En cette période d’urgence sanitaire, il est des métiers qui sont plus ou moins impactés. Particulièrement touchés, les gestionnaires de copropriété ont ainsi dû changer bon nombre de leurs pratiques. Assemblées générales des copropriétaires virtuelles, dématérialisation tous azimuts galopante, etc. Pour nous parler de ces nouvelles contraintes, nous avons rencontré Catherine Coutellier. Présidente d’UNIS Pôle Gironde, elle décortique pour nous la crise traversée par la profession.
Issue du monde du notariat, Catherine Coutellier a commencé à exercer en tant que syndic dès 1989. Aujourd’hui chez Oralia, groupe Nexity, elle a toujours conservé son activité de gestionnaire syndic. Même si elle est passée depuis vingt ans à la direction des agences. Femme de terrain, elle a toujours privilégié la relation client dans son parcours. Elle préside également aujourd’hui le pôle Gironde de l’UNIS. Cette dernière est une fédération regroupant les principaux administrateurs de biens du pays (Citya, Oralia, Nexity et aussi des indépendants).
Qu’est-ce qu’un gestionnaire de copropriété ?
Destinataire de nombreuses requêtes, le gestionnaire de copropriété commence sa journée par gérer ses mails. « Et Dieu sait si nous en avons en cette période de confinement interdisant tout relationnel en face-à-face ! », souligne Catherine. Le gestionnaire se rend en outre dans les immeubles pour réceptionner les travaux et rencontrer les copropriétaires. Il doit également assurer la gestion courante. Car, confinement ou non, la vie continue. Et il convient de remédier aux dégradations, fuites d’eau, etc. en assurant le suivi des travaux d’entretien. De même, les assemblées générales continuent de se tenir. Il faut donc aller à la rencontre des membres du conseil syndical pour en préparer l’ordre du jour.
Un autre élément de la gestion de copropriété recouvre ses aspects patrimoniaux. Selon Catherine : « Le gestionnaire doit faire preuve d’une vision de long terme pour maintenir la valeur de la copropriété. Ainsi, un certain nombre de travaux doivent être planifiés : rénovation de façades, mise en peinture de cages d’escalier, etc. »
Plus généralement, le gestionnaire doit continuer à faire vivre la copropriété. Il envoie donc des notes appelant l’ensemble de ses membres à se respecter mutuellement. Le gestionnaire assure par conséquent le gardiennage de ce petit village en rappelant à chacun les règles élémentaires de civisme. Sous l’Ancien Régime, le syndic désignait la personne élue par une communauté villageoise. À bien y réfléchir, la fonction de gestionnaire de copropriété s’apparente à celle de maire d’un petit village. Catherine rappelle ainsi que « certaines copropriétés comptent plus de 500 lots ».
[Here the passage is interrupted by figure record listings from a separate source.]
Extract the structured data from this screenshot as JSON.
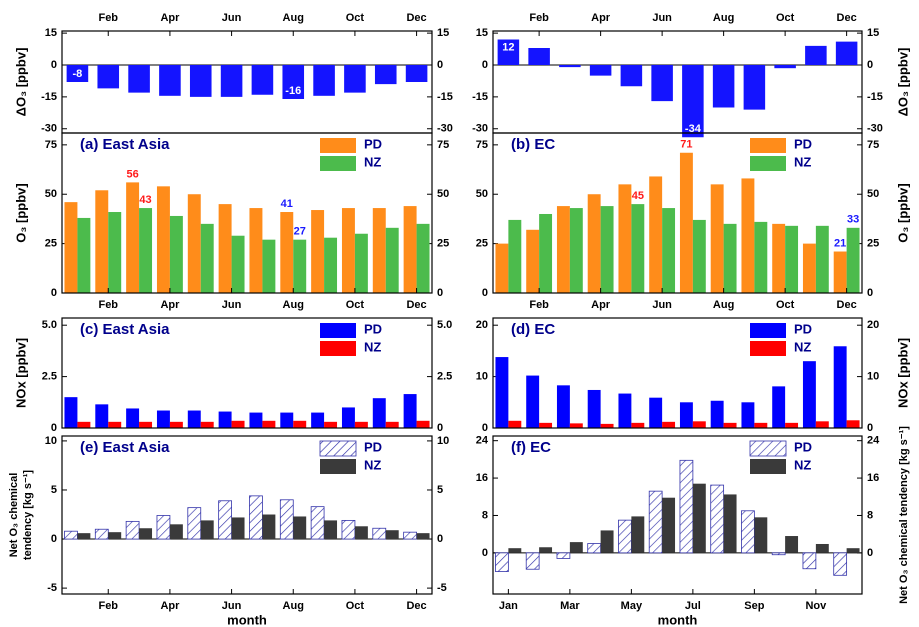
{
  "chart_data": [
    {
      "type": "bar",
      "xaxis_position": "top",
      "categories": [
        null,
        "Feb",
        null,
        "Apr",
        null,
        "Jun",
        null,
        "Aug",
        null,
        "Oct",
        null,
        "Dec"
      ],
      "ylabel": "ΔO₃ [ppbv]",
      "ylim": [
        -32,
        16
      ],
      "yticks": [
        -30,
        -15,
        0,
        15
      ],
      "series": [
        {
          "name": "ΔO₃",
          "color": "#1414ff",
          "values": [
            -8,
            -11,
            -13,
            -14.5,
            -15,
            -15,
            -14,
            -16,
            -14.5,
            -13,
            -9,
            -8
          ],
          "value_labels": [
            "-8",
            null,
            null,
            null,
            null,
            null,
            null,
            "-16",
            null,
            null,
            null,
            null
          ]
        }
      ]
    },
    {
      "type": "bar",
      "title": "(a) East Asia",
      "categories": [
        null,
        "Feb",
        null,
        "Apr",
        null,
        "Jun",
        null,
        "Aug",
        null,
        "Oct",
        null,
        "Dec"
      ],
      "ylabel": "O₃ [ppbv]",
      "ylim": [
        0,
        81
      ],
      "yticks": [
        0,
        25,
        50,
        75
      ],
      "series": [
        {
          "name": "PD",
          "color": "#ff8c1a",
          "values": [
            46,
            52,
            56,
            54,
            50,
            45,
            43,
            41,
            42,
            43,
            43,
            44
          ],
          "value_labels": [
            null,
            null,
            "56",
            null,
            null,
            null,
            null,
            "41",
            null,
            null,
            null,
            null
          ]
        },
        {
          "name": "NZ",
          "color": "#4cbb4c",
          "values": [
            38,
            41,
            43,
            39,
            35,
            29,
            27,
            27,
            28,
            30,
            33,
            35
          ],
          "value_labels": [
            null,
            null,
            "43",
            null,
            null,
            null,
            null,
            "27",
            null,
            null,
            null,
            null
          ]
        }
      ]
    },
    {
      "type": "bar",
      "xaxis_position": "top",
      "categories": [
        null,
        "Feb",
        null,
        "Apr",
        null,
        "Jun",
        null,
        "Aug",
        null,
        "Oct",
        null,
        "Dec"
      ],
      "ylabel": "ΔO₃ [ppbv]",
      "ylim": [
        -32,
        16
      ],
      "yticks": [
        -30,
        -15,
        0,
        15
      ],
      "series": [
        {
          "name": "ΔO₃",
          "color": "#1414ff",
          "values": [
            12,
            8,
            -1,
            -5,
            -10,
            -17,
            -34,
            -20,
            -21,
            -1.5,
            9,
            11
          ],
          "value_labels": [
            "12",
            null,
            null,
            null,
            null,
            null,
            "-34",
            null,
            null,
            null,
            null,
            null
          ]
        }
      ]
    },
    {
      "type": "bar",
      "title": "(b) EC",
      "categories": [
        null,
        "Feb",
        null,
        "Apr",
        null,
        "Jun",
        null,
        "Aug",
        null,
        "Oct",
        null,
        "Dec"
      ],
      "ylabel": "O₃ [ppbv]",
      "ylim": [
        0,
        81
      ],
      "yticks": [
        0,
        25,
        50,
        75
      ],
      "series": [
        {
          "name": "PD",
          "color": "#ff8c1a",
          "values": [
            25,
            32,
            44,
            50,
            55,
            59,
            71,
            55,
            58,
            35,
            25,
            21
          ],
          "value_labels": [
            null,
            null,
            null,
            null,
            null,
            null,
            "71",
            null,
            null,
            null,
            null,
            "21"
          ]
        },
        {
          "name": "NZ",
          "color": "#4cbb4c",
          "values": [
            37,
            40,
            43,
            44,
            45,
            43,
            37,
            35,
            36,
            34,
            34,
            33
          ],
          "value_labels": [
            null,
            null,
            null,
            null,
            "45",
            null,
            null,
            null,
            null,
            null,
            null,
            "33"
          ]
        }
      ]
    },
    {
      "type": "bar",
      "title": "(c) East Asia",
      "ylabel": "NOx [ppbv]",
      "ylim": [
        0,
        5.35
      ],
      "yticks": [
        0,
        2.5,
        {
          "value": 5,
          "label": "5.0"
        }
      ],
      "series": [
        {
          "name": "PD",
          "color": "#0000ff",
          "values": [
            1.5,
            1.15,
            0.95,
            0.85,
            0.85,
            0.8,
            0.75,
            0.75,
            0.75,
            1.0,
            1.45,
            1.65
          ]
        },
        {
          "name": "NZ",
          "color": "#ff0000",
          "values": [
            0.3,
            0.3,
            0.3,
            0.3,
            0.3,
            0.35,
            0.35,
            0.35,
            0.3,
            0.3,
            0.3,
            0.35
          ]
        }
      ]
    },
    {
      "type": "bar",
      "title": "(d) EC",
      "ylabel": "NOx [ppbv]",
      "ylim": [
        0,
        21.4
      ],
      "yticks": [
        0,
        10,
        20
      ],
      "series": [
        {
          "name": "PD",
          "color": "#0000ff",
          "values": [
            13.8,
            10.2,
            8.3,
            7.4,
            6.7,
            5.9,
            5.0,
            5.3,
            5.0,
            8.1,
            13.0,
            15.9
          ]
        },
        {
          "name": "NZ",
          "color": "#ff0000",
          "values": [
            1.4,
            1.0,
            0.9,
            0.8,
            1.0,
            1.2,
            1.3,
            1.0,
            1.0,
            1.0,
            1.3,
            1.5
          ]
        }
      ]
    },
    {
      "type": "bar",
      "title": "(e) East Asia",
      "categories": [
        null,
        "Feb",
        null,
        "Apr",
        null,
        "Jun",
        null,
        "Aug",
        null,
        "Oct",
        null,
        "Dec"
      ],
      "xlabel": "month",
      "ylabel": [
        "Net O₃ chemical",
        "tendency [kg s⁻¹]"
      ],
      "ylim": [
        -5.6,
        10.5
      ],
      "yticks": [
        -5,
        0,
        5,
        10
      ],
      "series": [
        {
          "name": "PD",
          "color": "#3333aa",
          "hatch": true,
          "values": [
            0.8,
            1.0,
            1.8,
            2.4,
            3.2,
            3.9,
            4.4,
            4.0,
            3.3,
            1.9,
            1.1,
            0.7
          ]
        },
        {
          "name": "NZ",
          "color": "#3a3a3a",
          "values": [
            0.6,
            0.7,
            1.1,
            1.5,
            1.9,
            2.2,
            2.5,
            2.3,
            1.9,
            1.3,
            0.9,
            0.6
          ]
        }
      ]
    },
    {
      "type": "bar",
      "title": "(f) EC",
      "categories": [
        "Jan",
        null,
        "Mar",
        null,
        "May",
        null,
        "Jul",
        null,
        "Sep",
        null,
        "Nov",
        null
      ],
      "xlabel": "month",
      "ylabel": "Net O₃ chemical tendency [kg s⁻¹]",
      "ylim": [
        -8.8,
        25
      ],
      "yticks": [
        0,
        8,
        16,
        24
      ],
      "series": [
        {
          "name": "PD",
          "color": "#3333aa",
          "hatch": true,
          "values": [
            -4,
            -3.5,
            -1.2,
            2,
            7,
            13.2,
            19.8,
            14.5,
            9,
            -0.4,
            -3.4,
            -4.8
          ]
        },
        {
          "name": "NZ",
          "color": "#3a3a3a",
          "values": [
            1,
            1.2,
            2.3,
            4.8,
            7.8,
            11.8,
            14.8,
            12.5,
            7.6,
            3.6,
            1.9,
            1.0
          ]
        }
      ]
    }
  ]
}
Les challenges auxquels la profession de gestionnaire de copropriété doit faire face
Malgré son rôle fondamental, la profession a été mise à mal par la superposition de plusieurs dispositifs juridiques. Ainsi, la loi SRU (2000) a encadré la profession, en instituant des normes de comptabilité identiques à celles d’une PME. La loi Duflot (2014) a par la suite encore complexifié les procédures attachées à la profession. Elle a imposé par exemple un volume horaire minimal annuel de formation de quatorze heures. Cette loi a aussi fixé une obligation de mise en concurrence de la profession. Comme le souligne Catherine : « Nous sommes la seule profession soumise à une obligation de mise en concurrence par nos clients à chaque désignation de mandat. Pourtant, l’action du gestionnaire de copropriété s’inscrit dans la durée. Ainsi, on ne peut pas imaginer gérer correctement une copropriété sur un an seulement. »
Par ailleurs, les gestionnaires de copropriété doivent faire face à la dématérialisation de leurs procédures. « Toutes professions confondues, nous explique Catherine, on sait que le mail est devenu une impulsion de la pensée. Aujourd’hui, quand on a une idée ou une contrariété, on l’évacue en envoyant un mail. Si le client a dix impulsions en une journée, il nous envoie dix mails. Ainsi, quand le gestionnaire de copropriété s’absente, ne serait-ce qu’une journée, il peut facilement se retrouver avec 150 mails à traiter à son retour ».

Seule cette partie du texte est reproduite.